At trial, Petri testified that Rios had always lived with her. She said that when the officers came to her home, they told her they were patrolling the neighborhood to prevent burglaries and asked if she had seen any suspicious activities. She testified that the officers asked who lived with her, and she told them that Rios and her grandson lived there. According to Petri, she told the officers that Rios was inside the house, but was asleep. She stated that she offered to wake him, but the officers said it was not necessary. She denied that she said Rios was living in Dallas. She testified that the officer asked her to sign a document to prove they had been patrolling in the area. She specifically testified that Rios was living with her between December 2001 and February 15, 2002 and that he had lived with her at the Mary Street address “all the time.”
Tami Weidenfeller, custodian of records at Christus Spohn Hospital, verified the introduction of Rios’s hospital records. The records reflect that on February 19, 2002, four days after the officers’ visit, Rios attempted to obtain a refill on prescription medication by visiting the hospital. The hospital records of Rios’s February 19 treatment show his address as “2212 Mary Street.” Weidenfeller testified that patients are asked to provide an address upon admission, but that no other information is requested to verify a patient’s address.
Standard of Review
Claims of legal insufficiency of evidence are reviewed by examining the evidence in the light most favorable to the verdict to determine whether any rational trier of fact could have found the essential elements of the offense beyond a reasonable doubt. See Jackson v. Virginia, 443 U.S. 397, 319 (1979); Sanders v. State, 119 S.W.3d 818, 820 (Tex. Crim. App. 2003).

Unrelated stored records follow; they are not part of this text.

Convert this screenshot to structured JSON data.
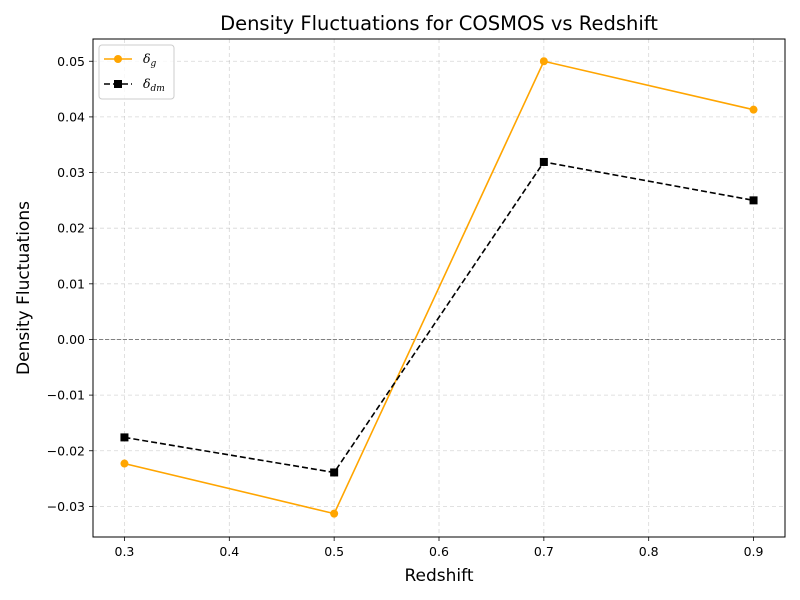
{
  "chart_data": {
    "type": "line",
    "title": "Density Fluctuations for COSMOS vs Redshift",
    "xlabel": "Redshift",
    "ylabel": "Density Fluctuations",
    "x": [
      0.3,
      0.5,
      0.7,
      0.9
    ],
    "xlim": [
      0.27,
      0.93
    ],
    "ylim": [
      -0.0355,
      0.054
    ],
    "xticks": [
      0.3,
      0.4,
      0.5,
      0.6,
      0.7,
      0.8,
      0.9
    ],
    "xtick_labels": [
      "0.3",
      "0.4",
      "0.5",
      "0.6",
      "0.7",
      "0.8",
      "0.9"
    ],
    "yticks": [
      -0.03,
      -0.02,
      -0.01,
      0.0,
      0.01,
      0.02,
      0.03,
      0.04,
      0.05
    ],
    "ytick_labels": [
      "−0.03",
      "−0.02",
      "−0.01",
      "0.00",
      "0.01",
      "0.02",
      "0.03",
      "0.04",
      "0.05"
    ],
    "grid": true,
    "reference_line_y": 0.0,
    "legend_position": "top-left",
    "series": [
      {
        "name": "δg",
        "legend_symbol": "δ",
        "legend_subscript": "g",
        "values": [
          -0.0223,
          -0.0313,
          0.05,
          0.0413
        ],
        "color": "#ffa500",
        "marker": "circle",
        "line_style": "solid"
      },
      {
        "name": "δdm",
        "legend_symbol": "δ",
        "legend_subscript": "dm",
        "values": [
          -0.0176,
          -0.0239,
          0.0319,
          0.025
        ],
        "color": "#000000",
        "marker": "square",
        "line_style": "dashed"
      }
    ]
  }
}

In a criminal conviction, sufficiency of the evidence is determined by the elements of the crime as defined by the hypothetically correct jury charge. Malik v. State, 953 S.W.2d 234, 240 (Tex. Crim. App. 1997). The correct charge "would be one that accurately sets out the law, is authorized by the indictment, does not unnecessarily increase the State's burden of proof or unnecessarily restrict the State's theories of liability, and adequately describes the particular offense for which the defendant was tried." Id. In Malik, the court of criminal appeals provided that this standard can be applied to all trials, whether to the bench or to the jury. Id. at 240; see also Fuller v. State, 73 S.W.3d 250, 252 (Tex. Crim. App. 2002) (evidentiary sufficiency should be measured against “elements of the offense as defined by the hypothetically correct jury charge for the case” in all sufficiency cases). The court of criminal appeals has made clear that under Malik, “the indictment [is] the basis for the allegations which must be proved” and that the hypothetically correct jury charge for the case must be “authorized by the indictment.” Gollihar v. State, 46 S.W.3d 243, 254 (Tex. Crim. App. 2001) (citing Planter v. State, 9 S.W.3d 156, 159 n.5 & 6 (Tex. Crim. App. 1999)).
When a statute lists more than one method of committing an offense, and the indictment alleges some, but not all, of the statutorily listed methods, the State is limited to the methods alleged. Fuller v. State, 73 S.W.3d 250, 255 (Tex. Crim. App. 2002) (Keller, P.J., concurring) (citing Curry v. State, 30 S.W.3d 394, 404 (Tex. Crim. App. 2000)); Gollihar, 46 S.W.3d at 255.
Questions concerning the credibility of witnesses and the weight to be given their testimony are to be resolved by the trier of fact. Mosely v. State, 983 S.W.2d 249, 254 (Tex. Crim. App. 1998). Evidence is not rendered insufficient when conflicting evidence is introduced. Matchett v.